Irgendwo zwischen einem Betrieb mit 50 und einem mit 500 Mitarbeitern führt jedes Führungsteam dasselbe Gespräch: Wir haben vier Anbieter, drei davon sprechen nicht miteinander, und unsere Leute verbringen täglich eine Stunde damit, Daten zwischen ihnen hin- und herzuschieben. Kaufen wir weiter ein, oder bauen wir selbst?
Die eigentliche Frage ist nicht Build vs. Buy
Die eigentliche Frage lautet: Welche zwei, drei Fähigkeiten sind wirklich entscheidend dafür, wie wir gewinnen — und welche fünfzehn sind Standardware, die einfach funktionieren muss? Operatoren, die das richtig machen, kaufen die Standardware (E-Mail, Kalender, Buchhaltung, Lohnabrechnung) und bauen — oder lassen bauen — eine dünne Integrationsschicht plus die zwei, drei Kern-Workflows, die sie unterscheidbar machen.
Die Falle, die ich am häufigsten sehe
Für jede Funktion das Best-of-Breed-Tool kaufen und hoffen, dass ein Zapier-Friedhof alles zusammenklebt. Das funktioniert, bis man eine echte Frage über drei davon hinweg beantworten muss — und plötzlich besteht die Antwort aus drei Stunden CSV-Exporten. Das ist die Steuer dafür, fünfzehnmal auf Nummer sicher gegangen zu sein.
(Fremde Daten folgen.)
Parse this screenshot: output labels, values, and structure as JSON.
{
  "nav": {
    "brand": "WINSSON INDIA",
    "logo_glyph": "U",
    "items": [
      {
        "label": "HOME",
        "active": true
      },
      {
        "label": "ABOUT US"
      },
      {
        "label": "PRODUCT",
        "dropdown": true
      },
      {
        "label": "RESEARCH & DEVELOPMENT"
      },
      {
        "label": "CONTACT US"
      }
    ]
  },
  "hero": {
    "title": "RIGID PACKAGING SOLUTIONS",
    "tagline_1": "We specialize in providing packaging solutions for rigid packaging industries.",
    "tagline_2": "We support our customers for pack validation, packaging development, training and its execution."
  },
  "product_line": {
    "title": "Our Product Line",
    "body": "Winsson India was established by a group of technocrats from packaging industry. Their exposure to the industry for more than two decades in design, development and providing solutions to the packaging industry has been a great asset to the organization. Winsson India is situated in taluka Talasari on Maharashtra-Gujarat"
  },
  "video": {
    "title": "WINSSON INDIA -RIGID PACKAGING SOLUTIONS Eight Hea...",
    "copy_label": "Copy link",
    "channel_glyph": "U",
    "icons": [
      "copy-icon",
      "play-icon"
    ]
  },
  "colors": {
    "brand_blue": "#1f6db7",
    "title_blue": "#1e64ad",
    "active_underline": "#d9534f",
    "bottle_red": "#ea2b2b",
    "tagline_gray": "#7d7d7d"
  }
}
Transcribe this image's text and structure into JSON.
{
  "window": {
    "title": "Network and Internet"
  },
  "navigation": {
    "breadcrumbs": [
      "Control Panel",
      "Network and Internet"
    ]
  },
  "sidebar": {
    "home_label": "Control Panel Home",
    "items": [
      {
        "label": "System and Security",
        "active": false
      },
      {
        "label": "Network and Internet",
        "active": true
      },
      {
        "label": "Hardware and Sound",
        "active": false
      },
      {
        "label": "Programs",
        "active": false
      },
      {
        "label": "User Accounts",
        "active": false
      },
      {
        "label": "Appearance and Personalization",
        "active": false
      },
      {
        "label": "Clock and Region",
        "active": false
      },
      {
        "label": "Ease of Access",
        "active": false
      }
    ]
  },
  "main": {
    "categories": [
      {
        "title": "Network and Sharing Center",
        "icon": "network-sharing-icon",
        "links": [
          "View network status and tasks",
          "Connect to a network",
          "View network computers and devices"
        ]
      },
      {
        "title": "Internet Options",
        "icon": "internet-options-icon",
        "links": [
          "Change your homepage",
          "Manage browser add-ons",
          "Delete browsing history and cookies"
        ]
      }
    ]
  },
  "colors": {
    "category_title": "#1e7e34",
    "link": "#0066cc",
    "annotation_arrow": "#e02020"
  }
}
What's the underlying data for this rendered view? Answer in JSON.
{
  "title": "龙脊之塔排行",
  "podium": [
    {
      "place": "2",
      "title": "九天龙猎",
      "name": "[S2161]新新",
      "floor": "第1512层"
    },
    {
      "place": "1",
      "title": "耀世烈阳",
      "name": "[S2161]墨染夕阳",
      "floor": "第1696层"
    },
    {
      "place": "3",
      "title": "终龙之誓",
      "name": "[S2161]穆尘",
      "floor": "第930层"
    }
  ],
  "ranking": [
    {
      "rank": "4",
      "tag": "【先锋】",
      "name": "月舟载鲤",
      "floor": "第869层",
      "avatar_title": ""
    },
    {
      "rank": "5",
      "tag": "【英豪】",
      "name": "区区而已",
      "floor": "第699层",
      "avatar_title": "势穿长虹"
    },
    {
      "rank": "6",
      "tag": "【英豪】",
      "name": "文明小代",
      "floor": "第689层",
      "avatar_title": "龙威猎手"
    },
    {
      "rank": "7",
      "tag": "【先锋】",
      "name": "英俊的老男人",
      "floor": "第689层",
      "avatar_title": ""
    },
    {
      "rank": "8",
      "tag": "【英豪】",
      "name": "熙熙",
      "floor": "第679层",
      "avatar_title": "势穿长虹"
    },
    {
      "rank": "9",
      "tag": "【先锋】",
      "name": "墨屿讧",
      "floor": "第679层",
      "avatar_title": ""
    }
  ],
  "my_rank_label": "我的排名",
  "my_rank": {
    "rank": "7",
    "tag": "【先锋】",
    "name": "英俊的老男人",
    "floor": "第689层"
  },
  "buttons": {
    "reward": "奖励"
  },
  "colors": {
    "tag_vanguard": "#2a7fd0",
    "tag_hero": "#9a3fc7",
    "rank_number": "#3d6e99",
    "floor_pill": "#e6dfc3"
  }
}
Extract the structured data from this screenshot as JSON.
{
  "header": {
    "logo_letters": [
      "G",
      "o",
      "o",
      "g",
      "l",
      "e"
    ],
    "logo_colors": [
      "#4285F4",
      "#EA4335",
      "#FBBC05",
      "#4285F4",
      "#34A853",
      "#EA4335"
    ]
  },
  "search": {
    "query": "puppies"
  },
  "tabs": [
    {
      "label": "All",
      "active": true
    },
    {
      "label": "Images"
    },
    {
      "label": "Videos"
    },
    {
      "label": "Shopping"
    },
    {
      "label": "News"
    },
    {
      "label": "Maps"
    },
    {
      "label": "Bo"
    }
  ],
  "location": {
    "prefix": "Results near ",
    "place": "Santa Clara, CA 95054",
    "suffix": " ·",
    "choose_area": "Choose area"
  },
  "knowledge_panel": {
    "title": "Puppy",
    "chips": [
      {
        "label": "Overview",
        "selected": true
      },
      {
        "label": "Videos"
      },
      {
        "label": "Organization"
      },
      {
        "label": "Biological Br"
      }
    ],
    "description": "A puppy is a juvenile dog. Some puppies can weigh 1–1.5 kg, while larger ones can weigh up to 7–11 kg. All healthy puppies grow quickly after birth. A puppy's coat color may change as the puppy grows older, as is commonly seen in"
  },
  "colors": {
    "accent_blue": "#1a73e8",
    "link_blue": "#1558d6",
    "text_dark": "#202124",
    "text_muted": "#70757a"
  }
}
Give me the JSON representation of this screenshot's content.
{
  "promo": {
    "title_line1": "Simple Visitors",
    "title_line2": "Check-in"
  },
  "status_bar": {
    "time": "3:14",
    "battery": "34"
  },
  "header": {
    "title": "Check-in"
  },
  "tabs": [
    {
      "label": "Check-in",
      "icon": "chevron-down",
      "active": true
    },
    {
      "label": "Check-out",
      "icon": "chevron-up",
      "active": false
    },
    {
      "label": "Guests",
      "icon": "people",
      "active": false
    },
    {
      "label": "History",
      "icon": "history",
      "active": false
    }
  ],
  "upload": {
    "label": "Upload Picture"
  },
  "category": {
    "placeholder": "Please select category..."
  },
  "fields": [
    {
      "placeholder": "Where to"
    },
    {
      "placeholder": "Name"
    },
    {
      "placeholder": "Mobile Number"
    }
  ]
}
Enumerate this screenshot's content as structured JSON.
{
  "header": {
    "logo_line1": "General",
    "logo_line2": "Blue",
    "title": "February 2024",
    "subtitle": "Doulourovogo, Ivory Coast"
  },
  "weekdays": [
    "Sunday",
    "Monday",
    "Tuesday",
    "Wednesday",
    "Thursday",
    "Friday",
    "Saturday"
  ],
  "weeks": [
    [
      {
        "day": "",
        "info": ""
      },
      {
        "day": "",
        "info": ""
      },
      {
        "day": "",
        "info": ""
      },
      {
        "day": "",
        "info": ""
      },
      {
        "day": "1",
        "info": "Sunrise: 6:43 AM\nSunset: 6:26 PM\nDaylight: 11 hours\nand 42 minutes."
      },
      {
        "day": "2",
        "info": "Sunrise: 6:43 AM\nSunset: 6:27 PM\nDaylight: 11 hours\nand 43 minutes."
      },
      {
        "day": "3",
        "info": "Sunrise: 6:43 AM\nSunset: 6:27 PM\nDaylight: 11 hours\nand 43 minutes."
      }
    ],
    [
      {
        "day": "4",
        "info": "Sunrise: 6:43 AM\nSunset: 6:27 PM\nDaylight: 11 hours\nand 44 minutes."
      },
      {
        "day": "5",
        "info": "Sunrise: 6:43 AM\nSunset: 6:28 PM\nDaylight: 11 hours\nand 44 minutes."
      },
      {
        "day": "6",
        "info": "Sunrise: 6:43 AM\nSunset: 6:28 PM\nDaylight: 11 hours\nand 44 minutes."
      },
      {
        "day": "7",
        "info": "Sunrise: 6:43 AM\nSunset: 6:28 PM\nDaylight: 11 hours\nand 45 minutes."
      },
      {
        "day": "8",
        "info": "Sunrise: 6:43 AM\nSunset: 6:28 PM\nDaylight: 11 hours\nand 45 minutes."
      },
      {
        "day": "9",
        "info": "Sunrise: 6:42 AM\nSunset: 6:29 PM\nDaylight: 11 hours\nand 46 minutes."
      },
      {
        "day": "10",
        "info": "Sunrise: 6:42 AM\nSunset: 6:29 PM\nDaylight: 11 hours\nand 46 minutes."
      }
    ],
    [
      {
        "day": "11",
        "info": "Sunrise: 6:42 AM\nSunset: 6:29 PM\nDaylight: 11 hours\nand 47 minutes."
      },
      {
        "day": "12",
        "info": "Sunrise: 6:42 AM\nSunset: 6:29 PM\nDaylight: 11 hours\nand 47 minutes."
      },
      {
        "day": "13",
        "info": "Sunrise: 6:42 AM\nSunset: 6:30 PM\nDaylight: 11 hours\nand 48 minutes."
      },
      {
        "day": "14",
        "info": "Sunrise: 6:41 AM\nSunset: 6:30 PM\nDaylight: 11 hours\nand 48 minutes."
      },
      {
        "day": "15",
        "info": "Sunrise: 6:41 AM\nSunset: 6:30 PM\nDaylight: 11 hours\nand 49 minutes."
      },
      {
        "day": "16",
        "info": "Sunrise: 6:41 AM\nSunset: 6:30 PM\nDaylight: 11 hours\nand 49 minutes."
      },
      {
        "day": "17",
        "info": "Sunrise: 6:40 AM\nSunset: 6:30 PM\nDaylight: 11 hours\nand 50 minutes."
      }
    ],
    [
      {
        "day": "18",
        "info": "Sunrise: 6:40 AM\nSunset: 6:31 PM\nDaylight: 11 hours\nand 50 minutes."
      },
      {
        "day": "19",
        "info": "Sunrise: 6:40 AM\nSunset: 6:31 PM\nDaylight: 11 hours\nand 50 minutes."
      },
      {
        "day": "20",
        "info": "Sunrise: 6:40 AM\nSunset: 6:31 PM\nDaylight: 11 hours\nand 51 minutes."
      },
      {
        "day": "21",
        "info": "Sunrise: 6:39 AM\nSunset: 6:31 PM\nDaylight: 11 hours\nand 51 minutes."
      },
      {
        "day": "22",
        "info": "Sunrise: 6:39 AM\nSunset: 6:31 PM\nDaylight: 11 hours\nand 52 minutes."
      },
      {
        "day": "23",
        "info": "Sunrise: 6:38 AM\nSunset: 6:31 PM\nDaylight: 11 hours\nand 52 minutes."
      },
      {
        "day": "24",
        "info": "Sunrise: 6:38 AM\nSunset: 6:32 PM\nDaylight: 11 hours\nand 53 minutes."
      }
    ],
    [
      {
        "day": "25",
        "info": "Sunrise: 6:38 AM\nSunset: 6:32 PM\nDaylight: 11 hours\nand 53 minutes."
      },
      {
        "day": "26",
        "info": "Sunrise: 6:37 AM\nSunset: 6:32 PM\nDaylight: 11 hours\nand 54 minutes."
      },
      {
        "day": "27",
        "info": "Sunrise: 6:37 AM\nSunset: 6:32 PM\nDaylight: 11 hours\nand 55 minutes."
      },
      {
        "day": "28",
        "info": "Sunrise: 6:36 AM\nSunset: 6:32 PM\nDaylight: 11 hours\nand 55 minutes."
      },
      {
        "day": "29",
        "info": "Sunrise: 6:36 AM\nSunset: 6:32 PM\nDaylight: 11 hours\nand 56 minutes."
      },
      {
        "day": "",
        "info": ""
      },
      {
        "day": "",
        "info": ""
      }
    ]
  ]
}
Wenn es mit Ihrem aktuellen Stack länger als einen Tag dauert, eine Frage auf Vorstandsebene zu beantworten, ist Ihr Stack kein Stack mehr — er ist ein Museum.
Ein Rahmen, der wirklich funktioniert
- Notieren Sie die drei Fragen, die die Führung in unter einer Minute beantworten können sollte. Das ist der Kern.
- Bestimmen Sie für jede, welches System die Quelle der Wahrheit ist — wenn die Antwort eine Tabelle ist, haben Sie Ihr Bauziel gefunden.
- Alles andere ist Standardware. Kaufen Sie das günstigste Tool, das die Aufgabe erledigt, ohne Ihre Datenverträge zu brechen.
- Investieren Sie das gesparte Budget in die Integrationsschicht und die drei Kern-Workflows. Dort liegt der Burggraben.
Operatoren, die das richtig machen, haben nicht länger das Gefühl, ihr Tech-Stack besitze sie. Die anderen stellen irgendwann einen Chief of Staff ein, dessen Aufgabe größtenteils darin besteht, CSVs zwischen Tools zu verschieben. Das ist ein teures Ergebnis, das man hinnehmen muss.